Jackson Hole Fire/EMS should be packing up to prepare to move to its new downtown fire station this summer.
Instead the department is working to slash its budget while also handling a record number of calls for service.
“With the COVID response we are tracking the most 911 calls we’ve ever run,” Fire Chief Brady Hansen said at Thursday’s joint information meeting.
Because of anticipated tight funding some elected officials have been tossing out the idea of halting construction on Station No. 1 and keeping firefighters at a temporary fairgrounds station until the town and county are fiscally sound.
Jackson Hole Fire/EMS was awarded $6.8 million in the 2017 specific purpose excise tax election for department remodel projects, plus an extra $2.3 million that was left over from the 2014 SPET election. But unforeseen issues with the foundation at Station No. 1 has put that project behind schedule and over budget. And now it’s in flux because of the coronavirus pandemic.
“How are the digs at the fairgrounds and, in theory, would it be possible to ride it out at the fairgrounds a little longer and come back to the Station One construction?” Councilor Jim Stanford asked Hansen during his budget presentation last week.
Hansen said working conditions are OK at the temporary fairgrounds station, but it wasn’t built as a long-term station house.
“It was built with the end user in mind,” Hansen told the News&Guide.
The deal was the fire department would enclose a pavilion at the fairgrounds and work out of it until Station No. 1 was finished and then the building would be a community center.
It doesn’t have floor drains or proper diesel exhaust extraction.
“If it turns out our project has to be put on hold then we will have to explore the conditions at the temporary station,” Hansen said.
Hansen said there are contractural obligations that also need to be considered with the fire station project, and the fact that voters selected to pay for it with a tax.
“There is currently a fraction of $4 million in SPET funding to fund this project and that will get us — if not all the way through this year — most of the way,” Hansen said. “There could be additional funds needed this year, but the bulk of that will be met with what is remaining in SPET.”
Fire/EMS has already cut more than $300,000 from this year’s budget by securing donors for line items like a brush truck and chest compression devices.
Commissioner Mark Barron, once a proponent of exploring a pause on construction, changed direction last week.
“For a number of reasons I was certainly looking at a pause on this,” Barron said at the joint meeting on Thursday. “But given the money is already there it makes sense to me to continue this project. And we have a lot of local people working on that project.”

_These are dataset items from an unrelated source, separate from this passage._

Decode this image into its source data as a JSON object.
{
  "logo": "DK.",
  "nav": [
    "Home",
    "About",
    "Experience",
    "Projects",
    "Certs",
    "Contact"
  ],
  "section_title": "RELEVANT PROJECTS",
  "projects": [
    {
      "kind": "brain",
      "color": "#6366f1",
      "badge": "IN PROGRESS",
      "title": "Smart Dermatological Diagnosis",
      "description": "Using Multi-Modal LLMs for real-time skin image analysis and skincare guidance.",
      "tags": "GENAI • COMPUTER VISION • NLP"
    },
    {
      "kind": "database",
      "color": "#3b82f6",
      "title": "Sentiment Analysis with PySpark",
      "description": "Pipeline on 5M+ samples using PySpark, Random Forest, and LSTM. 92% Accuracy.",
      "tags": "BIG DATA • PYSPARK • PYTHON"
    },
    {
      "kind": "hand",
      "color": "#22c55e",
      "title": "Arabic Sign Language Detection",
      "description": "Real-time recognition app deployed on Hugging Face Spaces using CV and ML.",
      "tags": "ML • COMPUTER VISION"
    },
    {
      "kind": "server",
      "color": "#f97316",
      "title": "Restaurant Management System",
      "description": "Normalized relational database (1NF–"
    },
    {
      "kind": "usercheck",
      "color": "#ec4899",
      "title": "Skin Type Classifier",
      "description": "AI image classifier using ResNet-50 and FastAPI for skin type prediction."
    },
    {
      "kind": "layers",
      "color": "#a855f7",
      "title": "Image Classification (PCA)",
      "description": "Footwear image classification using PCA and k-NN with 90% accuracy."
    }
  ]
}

In order to cut from fiscal year 2021’s budget Fire/EMS trimmed from capital expenses.
“The hardest thing we cut was an ambulance,” Hansen said. “Recognizing we have to do away with most of our capital, we deferred that for another year.”
Mayor Pete Muldoon asked Hansen if additional cuts would slow emergency response times.
“We can’t keep asking you to do more with less,” Muldoon said.
But the town has said it won’t be able to contribute as much to the town and county’s joint departments, which includes Fire/EMS.
“The three joint departments of Fire/EMS, parks and recreation and dispatch are requesting funding larger than the overall average reductions recommended for town departments,” Town Manager Larry Pardee wrote to some county employees in an email obtained by the News&Guide.
Jackson Hole Fire/EMS has been operating less like it’s shoulder season and more like it’s summer because of COVID-19 calls.
“Despite the town being essentially shuttered, calls for service have actually increased for Fire/EMS,” Hansen told elected officials last week.
Hansen said that because of Teton County’s size and road layouts it’s hard to measure the department’s efficiency with response times. Instead they try to trim preparation time.
“What we have set our eyes on is not having a significant delay in getting en route,” Hansen said. “Instead of trying to get to a critical call within 10 minutes we want to have vehicles en route to that call within five minutes. Can we meet that goal with less? We will do our best to be as lean as we can be.”